Rimini, 23 agosto 2017 – È stato l’incontro “Rapporto con il testo: ospitare l’altro” (ore 19:00, Sala Poste Italiane A4) a chiudere la giornata dedicata dal Meeting 2017 alla scuola italiana. Dibattiti e discussioni destinati a chi «vuole fare scuole e essere scuola», come ha ricordato Emilia Guarnieri, presidente della Fondazione Meeting per l’amicizia fra i popoli, introducendo i relatori dell’incontro: un insegnante, un traduttore e un poeta. Tre protagonisti del rapporto con il testo, del suo ruolo essenziale in ogni percorso educativo. Affrontato da angolazioni e punti di vista differenti, ma legati da una grande e unico denominatore comune, indicato con chiarezza dalla Guarnieri: «Ogni testo richiede un gesto di ospitalità, è l’incontro con l’altro», vive dell’accoglienza di una diversità e di una differenza.
E dalle parole, dal loro etimo e significato si è mossa la riflessione di Raffaela Paggi, preside della scuola secondaria di primo grado della Fondazione Sacro Cuore di Milano: «Testo deriva dal latino “textum”, significa “tessuto” e non è casuale che un poeta come Luigi Capello avvicini la sua scrittura al lavoro dell’artigiano che intreccia un cesto. Cambia una vocale, ma “testo” e “cesto” sono parole che ci avvicinano alla trama, all’ordito di quanto leggiamo». Il confine è sottile e, tornando alla lingua latina, la Paggi evidenzia come il testo sia di fatto “hospes”, ospite del lettore, ben al di là e in modo più profondo di ogni analisi semiotica o strutturale di linguaggio e narrazione. Per questo, alla scuola del Sacro Cuore obiettivo della lettura è ridestare il soggetto, il ragazzo che legge, cercare di aprirlo con rispetto a questo nuovo incontro, e si utilizza una didattica della lettura, fatta di drammatizzazione, analisi e lettura a voce alta dei testi.

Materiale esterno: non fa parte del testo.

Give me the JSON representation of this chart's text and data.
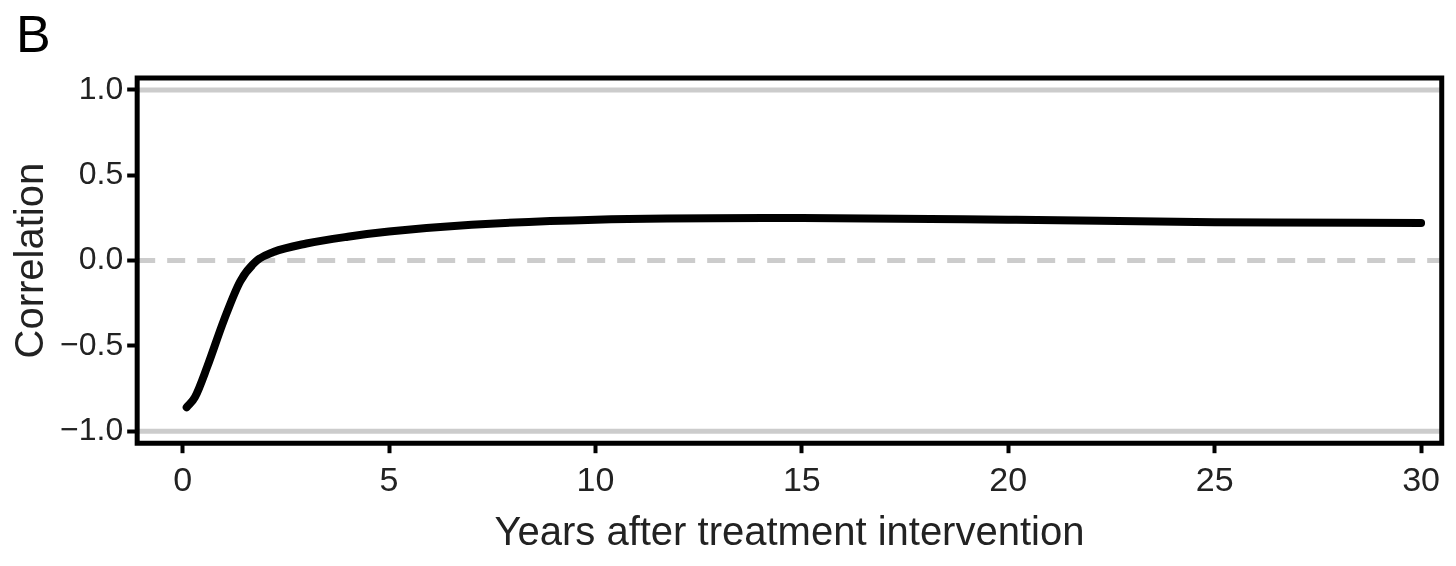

Mentre è il professore universitario e traduttore Stefano Arduini, presidente della Fondazione Unicampus San Pellegrino, a inserire nel dibattitto due nuovi elementi. L’importanza di testi e traduzioni, delle diverse lingue, in una società multiculturale e multilinguistica è il rischio insito in questa operazione. Tornando al latino, cambia una sola consonante e “hospes” diventa “hostes”: nemico.
Arduini ricorda il filosofo francese Paul Ricoeur: «Tradurre significa “accogliere il genio straniero”, dire che la tua lingua è importante come la mia». E, per spiegare, come la traduzione possa essere elemento in grado di arricchire un testo, cita gli esempi delle opere di Aristotele, arrivate in Europa grazie alle traduzioni arabe o l’importanza del greco antico per i Vangeli. «Quando traduci ti confronti con una differenza, un’estraneità, ma scopri che l’altro è una risorsa; se non ci fosse, tu non potresti tradurre. Questo gesto ti espone a un rischio, entri in un territorio sconosciuto, vai dove sono i Fenici. Sospendi i pregiudizi e incontri l’altro in quanto altro».
Radicale, intensa, provocante e in grado di mettere in discussione certezze e punti vista consolidati, la posizione espressa dal poeta Davide Rondoni: «Da anni parliamo di emergenza educativa e non facciamo nulla. Emergenza educativa per Charles Péguy era emergenza e crisi di una civiltà. L’educazione è un problema di metodo e lo stiamo sbagliando. Se i ragazzi, e non sono dei fessi, si annoiano davanti a un genio come Manzoni, il problema è della scuola, degli insegnanti, non dei giovani. I ragazzi di testi ne trovano a migliaia, se no scoprono l’amore con Dante e Leopardi lo faranno in Tv guardando “Amici”». La risposta per Rondoni non può che essere radicale, all’altezza di ciò che abbiamo di fronte: «Educare, avvicinare ai testi, è un rischio a cui non possiamo sfuggire. Come diceva don Giussani, è l’abisso della diversità dell’altro. Nel mio libro “Contro la letteratura” faccio una proposta semplice. Smettiamo di insegnarla. Facciamo solo storia della letteratura. All’incontro con il testo un ragazzo deve essere accompagnato da un educatore, non da un semplice insegnante».